"Losing someone close to you is always difficult. The loss of a best friend can be one of the most difficult experience you can have. When I lost mine, I had no idea how I would deal with the grief. The pain I felt was unlike anything I had ever felt before. I hope that by sharing my story, I can inspire others and help them recover from grief.
Growing up I always had lots of friends. An athlete, I was always on a field or in an arena somewhere. With each season came a different sport, a different team, and different teammates. One thing that was constant every game though, was that old man sitting in his New York Yankees coat watching from the sidelines.
My grandpa was always there, whether it was scorching hot, down pouring rain, or an arena so cold you couldn’t feel your toes; he was there. He was my best friend, from the time I was 2 years old until I left for college, I would see him every week. My first love has always been baseball. Growing up I would spend my summers watching Derek Jeter and the Yankees alongside my Grandpa in his living room.
He taught me so much as a boy; how to make an engine turn over, how to throw a curveball, and even how to throw a right hook when I was bullied in the sixth grade. While other kids idolize athletes and musicians, my grandpa was my hero, and still is today.
Eventually, though, their time comes and we lose people. Unfortunately for me, that time came in the spring of 2014. At the age of 82, my grandpa went to bed one night but didn’t wake up the next morning, he went peacefully in his sleep. Most likely smiling because the Yankees had won in extra innings that night.
This was the hardest news I’ve ever had to receive. I had recently returned home from school and was looking forward to some quality time catching up with him over a couple beers. This wasn’t the first time I had lost someone in life, but it was definitely the most difficult.
Dealing With Grief
In the time since this has happened, I’ve moved forward but it hasn’t been easy. While it seemed like others had moved on soon after the funeral, it took me quite some time. The first and most difficult part was accepting the reality of the loss. In the weeks after his funeral, I constantly found myself thinking I could make plans only to realize what had become so habitual was no longer possible. Eventually, you learn to move forward and realize that as upset as the situation makes you, the person is no longer here. As much as you would like, unfortunately, this is something you cannot change. Once I accepted this harsh reality, I was able to move forward.

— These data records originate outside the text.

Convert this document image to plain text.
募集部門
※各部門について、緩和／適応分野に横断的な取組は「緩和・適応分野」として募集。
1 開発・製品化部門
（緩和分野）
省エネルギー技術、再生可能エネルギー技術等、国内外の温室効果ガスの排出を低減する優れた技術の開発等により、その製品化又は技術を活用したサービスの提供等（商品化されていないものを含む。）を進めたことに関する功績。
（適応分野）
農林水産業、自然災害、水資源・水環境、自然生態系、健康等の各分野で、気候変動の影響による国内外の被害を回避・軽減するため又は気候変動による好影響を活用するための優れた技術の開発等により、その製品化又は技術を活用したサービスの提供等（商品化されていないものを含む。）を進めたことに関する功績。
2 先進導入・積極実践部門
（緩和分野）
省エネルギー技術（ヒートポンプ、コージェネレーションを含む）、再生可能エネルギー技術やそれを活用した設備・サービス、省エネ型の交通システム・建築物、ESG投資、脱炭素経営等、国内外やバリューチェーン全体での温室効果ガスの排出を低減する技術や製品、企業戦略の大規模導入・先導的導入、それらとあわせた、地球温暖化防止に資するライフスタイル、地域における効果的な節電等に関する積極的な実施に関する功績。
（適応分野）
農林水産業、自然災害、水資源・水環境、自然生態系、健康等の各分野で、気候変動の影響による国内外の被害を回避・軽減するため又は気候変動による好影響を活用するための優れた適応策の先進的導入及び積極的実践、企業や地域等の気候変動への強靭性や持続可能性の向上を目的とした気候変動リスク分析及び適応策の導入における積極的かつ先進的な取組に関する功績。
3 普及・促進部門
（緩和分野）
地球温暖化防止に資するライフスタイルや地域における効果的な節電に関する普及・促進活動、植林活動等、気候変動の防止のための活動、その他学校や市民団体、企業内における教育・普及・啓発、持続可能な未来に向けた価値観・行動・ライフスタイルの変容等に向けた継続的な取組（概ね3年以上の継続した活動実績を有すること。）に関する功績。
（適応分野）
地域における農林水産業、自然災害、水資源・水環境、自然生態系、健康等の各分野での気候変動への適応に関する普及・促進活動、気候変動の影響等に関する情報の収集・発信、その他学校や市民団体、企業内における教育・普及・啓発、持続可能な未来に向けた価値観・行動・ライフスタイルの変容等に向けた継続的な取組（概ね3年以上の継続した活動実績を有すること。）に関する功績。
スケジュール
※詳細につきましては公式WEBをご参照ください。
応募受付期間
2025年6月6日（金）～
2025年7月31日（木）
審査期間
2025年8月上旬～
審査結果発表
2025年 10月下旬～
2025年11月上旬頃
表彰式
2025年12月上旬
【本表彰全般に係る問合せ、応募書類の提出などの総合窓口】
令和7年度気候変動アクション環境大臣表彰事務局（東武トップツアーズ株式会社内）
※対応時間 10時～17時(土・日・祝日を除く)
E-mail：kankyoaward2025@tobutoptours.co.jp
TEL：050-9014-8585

The second stage of my grief was learning to process it. Everyone has their own way of coping with loss. For me, I found solace in driving my grandpa’s truck. As a part of his will, I received his prized Ford F150. A loyal man, he always drove a black F150, something he was extremely proud of. To me, when I would get upset thinking about him, I found comfort in just driving the truck and listening to Yankees games on the radio. Driving his truck and listening to his team gives me the feeling of still spending time with him; now it’s just in a different way.
Once I had learned how to process the grief, I was able to adjust to a life without my grandpa. While he may be gone now, I still have my ways to spend time with him. Instead of going to his house to watch a game with him, I now look forward to driving the truck and listening on the radio.
Recovering From Grief
The final part of how I learned to recover from the grief occurred this past summer. Something my grandpa had always dreamed of was visiting Yankee Stadium. His entire life, he had dreamed of going but unfortunately never did. I was able to honor that dream this past summer when I got to attend a game on the anniversary of his passing. By doing so, I felt a connection with him that I never had before. I believe this was because what had long been his dream had also been one of mine. Although we weren’t able to be there together, I made sure I wore his favorite Yankees coat so that a part of him was."